Adam terkekeh. Kebiasaan Tri main peluk tanpa pikir panjang. Ia pikir Adam tak merasakan sesuatu. Dia pria normal yang akan bereaksi jika mendapatkn perlakuan demikian.
"Alhamdulillah, berkat doa kamu juga." Adam sangat gembira. Tri selalu memberikan dukungan terkait kegiatan kuliahnya.
"Lumayan uang SPP bisa buat nabung." Tri ikut senang. Pemuda itu bisa berhemat dan tabungannya bisa untuk melanjutkan study S2 nya sesuai yang dicita-citakan oleh pemuda bertubuh tinggi besar itu
"Benar." Adam setuju usulan sahabatnya. Selama ini ia selalu belajar dengan giat dan berhemat. Menempuh pendidikan tinggi di universitas swasta ternama yang dihuni orang-orang pintar dan juga kaya membuatnya harus bekerja ekstra keras.
"Kalau gitu kita harus rayain." Tri memberikan ide. Mendapatkan beasiswa prestasi di universitas ternama itu merupakan prestasi luar biasa yang patut untuk dibanggakan.
"Aku traktir kamu." Adam setuju. Tak sedang merayakan apapun ia acapkali mentraktirnya. Gadis yang usianya lebih tua darinya itu satu-satunya orang yang bisa diajak kencan olehnya. Selama ini Adam betah dengan status jomblonya.
"Asyik...eh ga usah mahal-mahal, tolong beliin aku pembalut aja ya. Kamu yang perginya." Tri melonjak kegirangan. Akhirnya ada seseorang yang baik hati menjadi dewa penolongnya.
"Apa?" Adam berharap tak salah dengar, terlebih tiga hari ini ia belum sempat membersihkan telinganya. Semoga kata pembalut yang didengarnya tak nyata.
"Kalau ngajak makan mah sayang, kan saya udah makan. Mana lagi diet lagi. Ya udah traktir yang tadi saja. Saya sedang butuh benda itu. Urgen banget." Tri bersikukuh.
"Astaghfirullah." Adam meringis. Ini merupakan traktiran terburuk yang akan ia berikan kepada sosok gadis cantik di hadapannya. Su gguh aneh permintaannya itu.

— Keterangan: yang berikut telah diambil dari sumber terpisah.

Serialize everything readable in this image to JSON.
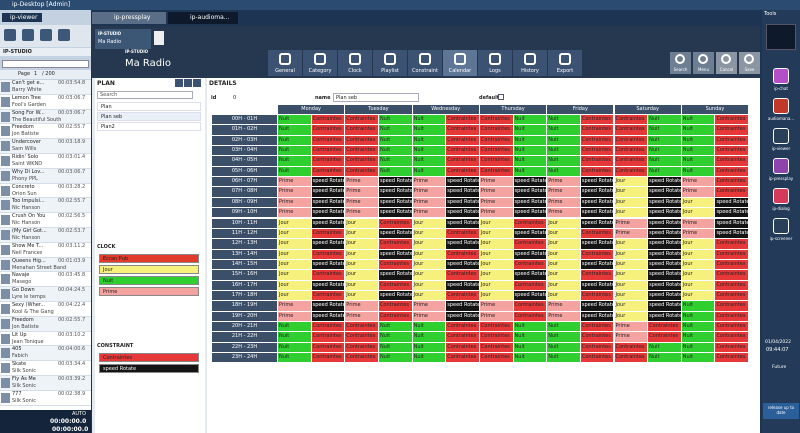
{
  "window": {
    "title": "ip-Desktop [Admin]"
  },
  "left_panel": {
    "tab": "ip-viewer",
    "logo": "IP-STUDIO",
    "pager": {
      "label": "Page",
      "current": "1",
      "total": "/ 200"
    },
    "songs": [
      {
        "title": "Can't get e...",
        "duration": "00:03:54.8",
        "artist": "Barry White"
      },
      {
        "title": "Lemon Tree",
        "duration": "00:03:06.7",
        "artist": "Fool's Garden"
      },
      {
        "title": "Song For W...",
        "duration": "00:03:06.7",
        "artist": "The Beautiful South"
      },
      {
        "title": "Freedom",
        "duration": "00:02:55.7",
        "artist": "Jon Batiste"
      },
      {
        "title": "Undercover",
        "duration": "00:03:18.9",
        "artist": "Sam Wills"
      },
      {
        "title": "Ridin' Solo",
        "duration": "00:03:01.4",
        "artist": "Saint WKND"
      },
      {
        "title": "Why Di Lov...",
        "duration": "00:03:06.7",
        "artist": "Phony PPL"
      },
      {
        "title": "Concreto",
        "duration": "00:03:28.2",
        "artist": "Orion Sun"
      },
      {
        "title": "Too Impulsi...",
        "duration": "00:02:55.7",
        "artist": "Nic Hanson"
      },
      {
        "title": "Crush On You",
        "duration": "00:02:56.5",
        "artist": "Nic Hanson"
      },
      {
        "title": "(My Girl Got...",
        "duration": "00:02:53.7",
        "artist": "Nic Hanson"
      },
      {
        "title": "Show Me T...",
        "duration": "00:03:11.2",
        "artist": "Neil Frances"
      },
      {
        "title": "Queens Hig...",
        "duration": "00:01:03.9",
        "artist": "Menahan Street Band"
      },
      {
        "title": "Navaje",
        "duration": "00:03:45.8",
        "artist": "Masego"
      },
      {
        "title": "Go Down",
        "duration": "00:04:24.5",
        "artist": "Lyre le temps"
      },
      {
        "title": "Sexy (Wher...",
        "duration": "00:04:22.4",
        "artist": "Kool & The Gang"
      },
      {
        "title": "Freedom",
        "duration": "00:02:55.7",
        "artist": "Jon Batiste"
      },
      {
        "title": "Lit Up",
        "duration": "00:03:10.2",
        "artist": "Jean Tonique"
      },
      {
        "title": "405",
        "duration": "00:04:00.6",
        "artist": "Fabich"
      },
      {
        "title": "Skate",
        "duration": "00:03:34.4",
        "artist": "Silk Sonic"
      },
      {
        "title": "Fly As Me",
        "duration": "00:03:39.2",
        "artist": "Silk Sonic"
      },
      {
        "title": "777",
        "duration": "00:02:38.9",
        "artist": "Silk Sonic"
      }
    ],
    "timers": [
      "00:00:00.0",
      "00:00:00.0"
    ],
    "mode": "AUTO"
  },
  "tabs": [
    "ip-pressplay",
    "ip-audioma..."
  ],
  "app": {
    "logo": "IP-STUDIO",
    "tab_name": "Ma Radio",
    "title": "Ma Radio"
  },
  "toolbar": [
    "General",
    "Category",
    "Clock",
    "Playlist",
    "Constraint",
    "Calendar",
    "Logs",
    "History",
    "Export"
  ],
  "toolbar_right": [
    "Search",
    "Menu",
    "Cancel",
    "Save"
  ],
  "plan": {
    "title": "PLAN",
    "search": "Search",
    "items": [
      "Plan",
      "Plan seb",
      "Plan2"
    ]
  },
  "clock": {
    "title": "CLOCK",
    "items": [
      {
        "name": "Ecran Pub",
        "color": "#e23b2b"
      },
      {
        "name": "Jour",
        "color": "#f6f07c"
      },
      {
        "name": "Nuit",
        "color": "#2fcf2f"
      },
      {
        "name": "Prime",
        "color": "#f5a3a0"
      }
    ]
  },
  "constraint": {
    "title": "CONSTRAINT",
    "items": [
      {
        "name": "Contraintes",
        "color": "#e63838"
      },
      {
        "name": "speed Rotate",
        "color": "#141414"
      }
    ]
  },
  "details": {
    "title": "DETAILS",
    "id_label": "id",
    "id": 0,
    "name_label": "name",
    "name": "Plan seb",
    "default_label": "default"
  },
  "grid": {
    "days": [
      "Monday",
      "Tuesday",
      "Wednesday",
      "Thursday",
      "Friday",
      "Saturday",
      "Sunday"
    ],
    "rows": [
      {
        "hour": "00H - 01H",
        "cells": [
          [
            "Nuit",
            "Contraintes"
          ],
          [
            "Contraintes",
            "Nuit"
          ],
          [
            "Nuit",
            "Contraintes"
          ],
          [
            "Contraintes",
            "Nuit"
          ],
          [
            "Nuit",
            "Contraintes"
          ],
          [
            "Contraintes",
            "Nuit"
          ],
          [
            "Nuit",
            "Contraintes"
          ]
        ]
      },
      {
        "hour": "01H - 02H",
        "cells": [
          [
            "Nuit",
            "Contraintes"
          ],
          [
            "Contraintes",
            "Nuit"
          ],
          [
            "Nuit",
            "Contraintes"
          ],
          [
            "Contraintes",
            "Nuit"
          ],
          [
            "Nuit",
            "Contraintes"
          ],
          [
            "Contraintes",
            "Nuit"
          ],
          [
            "Nuit",
            "Contraintes"
          ]
        ]
      },
      {
        "hour": "02H - 03H",
        "cells": [
          [
            "Nuit",
            "Contraintes"
          ],
          [
            "Contraintes",
            "Nuit"
          ],
          [
            "Nuit",
            "Contraintes"
          ],
          [
            "Contraintes",
            "Nuit"
          ],
          [
            "Nuit",
            "Contraintes"
          ],
          [
            "Contraintes",
            "Nuit"
          ],
          [
            "Nuit",
            "Contraintes"
          ]
        ]
      },
      {
        "hour": "03H - 04H",
        "cells": [
          [
            "Nuit",
            "Contraintes"
          ],
          [
            "Contraintes",
            "Nuit"
          ],
          [
            "Nuit",
            "Contraintes"
          ],
          [
            "Contraintes",
            "Nuit"
          ],
          [
            "Nuit",
            "Contraintes"
          ],
          [
            "Contraintes",
            "Nuit"
          ],
          [
            "Nuit",
            "Contraintes"
          ]
        ]
      },
      {
        "hour": "04H - 05H",
        "cells": [
          [
            "Nuit",
            "Contraintes"
          ],
          [
            "Contraintes",
            "Nuit"
          ],
          [
            "Nuit",
            "Contraintes"
          ],
          [
            "Contraintes",
            "Nuit"
          ],
          [
            "Nuit",
            "Contraintes"
          ],
          [
            "Contraintes",
            "Nuit"
          ],
          [
            "Nuit",
            "Contraintes"
          ]
        ]
      },
      {
        "hour": "05H - 06H",
        "cells": [
          [
            "Nuit",
            "Contraintes"
          ],
          [
            "Contraintes",
            "Nuit"
          ],
          [
            "Nuit",
            "Contraintes"
          ],
          [
            "Contraintes",
            "Nuit"
          ],
          [
            "Nuit",
            "Contraintes"
          ],
          [
            "Contraintes",
            "Nuit"
          ],
          [
            "Nuit",
            "Contraintes"
          ]
        ]
      },
      {
        "hour": "06H - 07H",
        "cells": [
          [
            "Prime",
            "speed Rotate"
          ],
          [
            "Prime",
            "speed Rotate"
          ],
          [
            "Prime",
            "speed Rotate"
          ],
          [
            "Prime",
            "speed Rotate"
          ],
          [
            "Prime",
            "speed Rotate"
          ],
          [
            "Jour",
            "speed Rotate"
          ],
          [
            "Prime",
            "Contraintes"
          ]
        ]
      },
      {
        "hour": "07H - 08H",
        "cells": [
          [
            "Prime",
            "speed Rotate"
          ],
          [
            "Prime",
            "speed Rotate"
          ],
          [
            "Prime",
            "speed Rotate"
          ],
          [
            "Prime",
            "speed Rotate"
          ],
          [
            "Prime",
            "speed Rotate"
          ],
          [
            "Jour",
            "speed Rotate"
          ],
          [
            "Prime",
            "Contraintes"
          ]
        ]
      },
      {
        "hour": "08H - 09H",
        "cells": [
          [
            "Prime",
            "speed Rotate"
          ],
          [
            "Prime",
            "speed Rotate"
          ],
          [
            "Prime",
            "speed Rotate"
          ],
          [
            "Prime",
            "speed Rotate"
          ],
          [
            "Prime",
            "speed Rotate"
          ],
          [
            "Jour",
            "speed Rotate"
          ],
          [
            "Jour",
            "speed Rotate"
          ]
        ]
      },
      {
        "hour": "09H - 10H",
        "cells": [
          [
            "Prime",
            "speed Rotate"
          ],
          [
            "Prime",
            "speed Rotate"
          ],
          [
            "Prime",
            "speed Rotate"
          ],
          [
            "Prime",
            "speed Rotate"
          ],
          [
            "Prime",
            "speed Rotate"
          ],
          [
            "Jour",
            "speed Rotate"
          ],
          [
            "Jour",
            "speed Rotate"
          ]
        ]
      },
      {
        "hour": "10H - 11H",
        "cells": [
          [
            "Jour",
            "speed Rotate"
          ],
          [
            "Jour",
            "Contraintes"
          ],
          [
            "Jour",
            "speed Rotate"
          ],
          [
            "Jour",
            "Contraintes"
          ],
          [
            "Jour",
            "speed Rotate"
          ],
          [
            "Prime",
            "speed Rotate"
          ],
          [
            "Prime",
            "speed Rotate"
          ]
        ]
      },
      {
        "hour": "11H - 12H",
        "cells": [
          [
            "Jour",
            "Contraintes"
          ],
          [
            "Jour",
            "speed Rotate"
          ],
          [
            "Jour",
            "Contraintes"
          ],
          [
            "Jour",
            "speed Rotate"
          ],
          [
            "Jour",
            "Contraintes"
          ],
          [
            "Prime",
            "speed Rotate"
          ],
          [
            "Prime",
            "speed Rotate"
          ]
        ]
      },
      {
        "hour": "12H - 13H",
        "cells": [
          [
            "Jour",
            "speed Rotate"
          ],
          [
            "Jour",
            "Contraintes"
          ],
          [
            "Jour",
            "speed Rotate"
          ],
          [
            "Jour",
            "Contraintes"
          ],
          [
            "Jour",
            "speed Rotate"
          ],
          [
            "Jour",
            "speed Rotate"
          ],
          [
            "Jour",
            "Contraintes"
          ]
        ]
      },
      {
        "hour": "13H - 14H",
        "cells": [
          [
            "Jour",
            "Contraintes"
          ],
          [
            "Jour",
            "speed Rotate"
          ],
          [
            "Jour",
            "Contraintes"
          ],
          [
            "Jour",
            "speed Rotate"
          ],
          [
            "Jour",
            "Contraintes"
          ],
          [
            "Jour",
            "speed Rotate"
          ],
          [
            "Jour",
            "Contraintes"
          ]
        ]
      },
      {
        "hour": "14H - 15H",
        "cells": [
          [
            "Jour",
            "speed Rotate"
          ],
          [
            "Jour",
            "Contraintes"
          ],
          [
            "Jour",
            "speed Rotate"
          ],
          [
            "Jour",
            "Contraintes"
          ],
          [
            "Jour",
            "speed Rotate"
          ],
          [
            "Jour",
            "speed Rotate"
          ],
          [
            "Jour",
            "Contraintes"
          ]
        ]
      },
      {
        "hour": "15H - 16H",
        "cells": [
          [
            "Jour",
            "Contraintes"
          ],
          [
            "Jour",
            "speed Rotate"
          ],
          [
            "Jour",
            "Contraintes"
          ],
          [
            "Jour",
            "speed Rotate"
          ],
          [
            "Jour",
            "Contraintes"
          ],
          [
            "Jour",
            "speed Rotate"
          ],
          [
            "Jour",
            "Contraintes"
          ]
        ]
      },
      {
        "hour": "16H - 17H",
        "cells": [
          [
            "Jour",
            "speed Rotate"
          ],
          [
            "Jour",
            "Contraintes"
          ],
          [
            "Jour",
            "speed Rotate"
          ],
          [
            "Jour",
            "Contraintes"
          ],
          [
            "Jour",
            "speed Rotate"
          ],
          [
            "Jour",
            "speed Rotate"
          ],
          [
            "Jour",
            "Contraintes"
          ]
        ]
      },
      {
        "hour": "17H - 18H",
        "cells": [
          [
            "Jour",
            "Contraintes"
          ],
          [
            "Jour",
            "speed Rotate"
          ],
          [
            "Jour",
            "Contraintes"
          ],
          [
            "Jour",
            "speed Rotate"
          ],
          [
            "Jour",
            "Contraintes"
          ],
          [
            "Jour",
            "speed Rotate"
          ],
          [
            "Jour",
            "Contraintes"
          ]
        ]
      },
      {
        "hour": "18H - 19H",
        "cells": [
          [
            "Prime",
            "speed Rotate"
          ],
          [
            "Prime",
            "Contraintes"
          ],
          [
            "Prime",
            "speed Rotate"
          ],
          [
            "Prime",
            "Contraintes"
          ],
          [
            "Prime",
            "speed Rotate"
          ],
          [
            "Jour",
            "speed Rotate"
          ],
          [
            "Nuit",
            "Contraintes"
          ]
        ]
      },
      {
        "hour": "19H - 20H",
        "cells": [
          [
            "Prime",
            "speed Rotate"
          ],
          [
            "Prime",
            "Contraintes"
          ],
          [
            "Prime",
            "speed Rotate"
          ],
          [
            "Prime",
            "Contraintes"
          ],
          [
            "Prime",
            "speed Rotate"
          ],
          [
            "Jour",
            "speed Rotate"
          ],
          [
            "Nuit",
            "Contraintes"
          ]
        ]
      },
      {
        "hour": "20H - 21H",
        "cells": [
          [
            "Nuit",
            "Contraintes"
          ],
          [
            "Contraintes",
            "Nuit"
          ],
          [
            "Nuit",
            "Contraintes"
          ],
          [
            "Contraintes",
            "Nuit"
          ],
          [
            "Nuit",
            "Contraintes"
          ],
          [
            "Prime",
            "Contraintes"
          ],
          [
            "Nuit",
            "Contraintes"
          ]
        ]
      },
      {
        "hour": "21H - 22H",
        "cells": [
          [
            "Nuit",
            "Contraintes"
          ],
          [
            "Contraintes",
            "Nuit"
          ],
          [
            "Nuit",
            "Contraintes"
          ],
          [
            "Contraintes",
            "Nuit"
          ],
          [
            "Nuit",
            "Contraintes"
          ],
          [
            "Prime",
            "Contraintes"
          ],
          [
            "Nuit",
            "Contraintes"
          ]
        ]
      },
      {
        "hour": "22H - 23H",
        "cells": [
          [
            "Nuit",
            "Contraintes"
          ],
          [
            "Contraintes",
            "Nuit"
          ],
          [
            "Nuit",
            "Contraintes"
          ],
          [
            "Contraintes",
            "Nuit"
          ],
          [
            "Nuit",
            "Contraintes"
          ],
          [
            "Contraintes",
            "Nuit"
          ],
          [
            "Nuit",
            "Contraintes"
          ]
        ]
      },
      {
        "hour": "23H - 24H",
        "cells": [
          [
            "Nuit",
            "Contraintes"
          ],
          [
            "Contraintes",
            "Nuit"
          ],
          [
            "Nuit",
            "Contraintes"
          ],
          [
            "Contraintes",
            "Nuit"
          ],
          [
            "Nuit",
            "Contraintes"
          ],
          [
            "Contraintes",
            "Nuit"
          ],
          [
            "Nuit",
            "Contraintes"
          ]
        ]
      }
    ]
  },
  "sidebar": {
    "title": "Tools",
    "items": [
      {
        "label": "ip-chat",
        "color": "#b44fc8"
      },
      {
        "label": "audiomana...",
        "color": "#c0392b"
      },
      {
        "label": "ip-viewer",
        "color": "#2a3f5a"
      },
      {
        "label": "ip-pressplay",
        "color": "#8e44ad"
      },
      {
        "label": "ip-dialog",
        "color": "#d63a5a"
      },
      {
        "label": "ip-screener",
        "color": "#2a3f5a"
      }
    ],
    "date": "01/04/2022",
    "time": "09:44:07",
    "future": "Future",
    "status": "release up to date"
  }
}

"Aku kasih mentahannya saja ya!" Pemuda berkulit bersih itu merogoh kantong celananya untuk mengeluarkan dompetnya. Ia merasa harga dirinya diinjak-injak. Masa ia harus beli pembalut. Mau ditaruh dimana wajah tampannya itu.
"Aku males ke luar Bambang." Itulah Tri jika sedang datang bulan kerjanya hanya berdiam diri. Terkadang sengaja menutup kedainya. Rasa sakit di perutnya sangat menyiksa harinya.

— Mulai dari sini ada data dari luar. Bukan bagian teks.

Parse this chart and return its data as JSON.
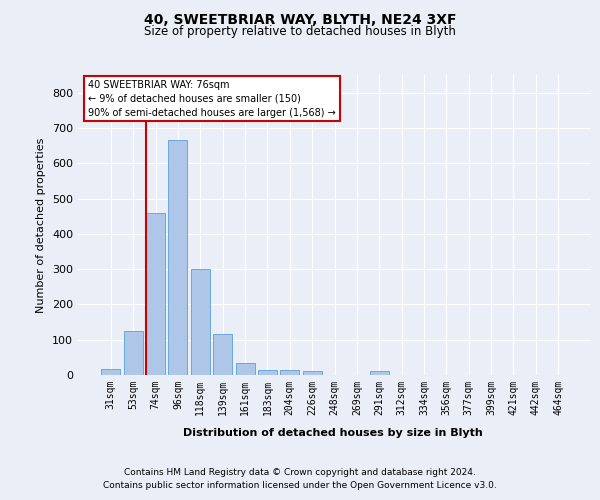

"Kamu malu-maluin saja!" Adam mendumel kesal. Seumur hidup baru kali ini ada wanita yang statusnya bukan siapa-siapanya dengan semena-mena memerintah sesuatu yang aneh dan di luar kebiasaan. Ia tak pernah mendengar temannya ada yang membelikan pembalut untuk pacarnya
"Please ya, Dam. Stok pembalut saya tinggal sedikit lagi mana ini teh lagi banyak-banyaknya. Bahaya kan kalau bocor terus." Tri merengek seperti anak kecil yang meminta sesuatu kepada kakaknya.
"Baiklah, aku harap ini permintaan pertama dan terakhirnya. " Adam memberikan peringatan seraya berdiri. Permintaan temannya itu tidak biasa.
"Mana kunci motornya." Adam meminta kunci motor milik Tri. Ia malas memakai motor pribadinya yang sudah masuk garasi.
"Nih." Tri berdiri dan mengambil kunci motor di tas kecil miliknya yang tergantung di paku.
"Makasih Adam manis. Makin sayang deh sama kamu." Tri mengerling nakal.
Adam tak merespon. Ia memasang tampang kesalnya. Menyesal telah bersedia memberikan traktiran. Biasanya mereka hanya makan di eumah makan padang, warung sate atau mie goreng. Pria berusia dua ouluh tahun itu segera menyalakan mesin motor.
"Eh, jangan lupa yang panjang, night!" Teriak Tri. Ia berpesan agar Adam tak salah pilih.
Adam mengangguk. Ya Allah teriakannya itu bisa mencuri perhatian para penghuni rumah kontrakan lainnya.
Tro tersenyum melihat kepergian Adam. Itu baru sahabat sejati yang bersedia berkorban, lebih tepatnya mengorbankan rasa malunya demi sebungkus pembalut wanita.